Without further ado... how to make adorable, delectable Christmas sugar cookies.
1 cup butter
2 cups sugar
3 tsp vanilla
1 cup sour cream
1 tsp salt
2 tsp baking soda
5 1/2 cups flour
Cream the butter and sugar together in an electric mixer. I like call my mixer "Tanner." He was doing this by hand to begin with, but then remembered his mom gave him an electric mixer a while back, and the prospect of using a power tool to make cookies was too enticing to ignore. Needless to say, things got creamed in quite a hurry after that.
Add eggs and vanilla to sugar/butter mixture. Add sour cream. Combine flour, baking soda and salt in a separate bowl and then add to butter mixture. It will be really sticky at this point and hard to shape, so chilling the dough is essential.
If you have wax paper, divide your dough into four parts and refrigerate. Ideally, you should chill it overnight, but I was impatient and wanted to make cookies, so I only chilled it for an hour.
In the meantime, you can create the frosting for the cookies.
Buttercream frosting ingredients:
1/2 cup butter
4 cups powdered sugar
2 tsp vanilla extract
1/4 cup milk
This actually makes a lot of frosting, so if you're not a frosting person, you might consider cutting back the recipe. We piled it on and still had a lot left over.
In a mixing bowl, cream butter. Beat in sugar and vanilla until crumbly. Gradually add milk until you get the desired consistency. A good power mixer helps make it smooth and fluffy.
Tanner and I divided the frosting into two bowls and added in red and green food coloring to make it more Christmassy. Unfortunately, instead of a nice forest green and burgundy, we ended up with mint and pink. Perhaps we should have made these for Easter, instead...
When the dough has chilled, roll it out on a floured surface (flour is important... even after chilling it will still be sticky) about 1/8" - 1/4" thick, depending on how big and soft you want your cookies. Use cookie cutters to make shapes, or, if you're like me and do not own cookie cutters, cut them by hand. Here's a tip: don't get fancy. Cutting out Christmas trees by hand was about the fanciest thing I could do without it looking like a big blob.
(P.S.- check out those awesome snowflakes on the window behind Tanner!)

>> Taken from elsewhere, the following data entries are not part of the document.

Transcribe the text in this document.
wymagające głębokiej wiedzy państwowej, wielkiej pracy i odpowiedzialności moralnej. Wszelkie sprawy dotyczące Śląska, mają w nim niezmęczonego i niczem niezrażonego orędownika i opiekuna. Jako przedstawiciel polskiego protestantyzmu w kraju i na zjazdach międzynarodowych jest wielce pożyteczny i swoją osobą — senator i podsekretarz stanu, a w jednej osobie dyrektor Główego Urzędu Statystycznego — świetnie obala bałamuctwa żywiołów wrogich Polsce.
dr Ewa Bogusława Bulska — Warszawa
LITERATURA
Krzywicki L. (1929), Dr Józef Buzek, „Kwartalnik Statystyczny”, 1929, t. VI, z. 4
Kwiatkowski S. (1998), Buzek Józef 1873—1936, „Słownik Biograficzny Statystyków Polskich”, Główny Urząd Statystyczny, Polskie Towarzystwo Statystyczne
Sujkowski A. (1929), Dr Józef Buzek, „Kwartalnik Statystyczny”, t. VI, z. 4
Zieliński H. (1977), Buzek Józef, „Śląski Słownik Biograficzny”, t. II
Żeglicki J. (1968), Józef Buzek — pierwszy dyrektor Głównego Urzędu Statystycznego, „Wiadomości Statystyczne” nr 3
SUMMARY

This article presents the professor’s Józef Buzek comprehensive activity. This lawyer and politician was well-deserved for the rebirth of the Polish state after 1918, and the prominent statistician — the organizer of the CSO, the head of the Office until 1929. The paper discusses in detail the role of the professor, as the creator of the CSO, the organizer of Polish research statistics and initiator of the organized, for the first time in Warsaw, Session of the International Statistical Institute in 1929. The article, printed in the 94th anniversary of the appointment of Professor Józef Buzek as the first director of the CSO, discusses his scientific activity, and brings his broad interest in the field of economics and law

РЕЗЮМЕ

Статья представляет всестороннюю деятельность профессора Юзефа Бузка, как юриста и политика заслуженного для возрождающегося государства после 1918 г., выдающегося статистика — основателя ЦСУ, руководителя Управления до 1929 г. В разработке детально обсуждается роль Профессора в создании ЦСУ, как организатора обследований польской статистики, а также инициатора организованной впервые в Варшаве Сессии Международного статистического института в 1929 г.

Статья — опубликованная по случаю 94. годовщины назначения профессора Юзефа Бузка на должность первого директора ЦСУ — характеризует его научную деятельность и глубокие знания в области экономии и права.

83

Put the cookies on a greased pan and bake 5-7 minutes at 375 degrees. It's important to keep an eye on them -- my oven is hot so I only baked them five minutes. They won't look cooked, but if you cook them much longer, the edges will go brown, the bottoms will be burnt, and you'll have a very crispy cookie. Five minutes was just enough for the bottoms to be brown and the tops to still be white.
Let cool before you put frosting on them. Tanner and I got overzealous and iced them right away, and it melted all over everything. Both messy and delicious. Do yourself a favor and wait until they're completely cool. Add sprinkles to make the cookies look more like decorated Christmas trees!
Depending on the thickness of your cookies, this recipe yields about 30-50. I actually was able to make 55 cookies, but mine were fairly small, only 2" tall. This will be the brunt of your work, though, is spending hours rolling out dough, cutting dough, and cooking/ icing cookies. It helps if you eat a bunch in the process. :) Enjoy!
I'm glad there's a holiday party at my work this week, because there's no way I can keep 50 cookies in the household without eating them all and gaining 20 pounds in the process.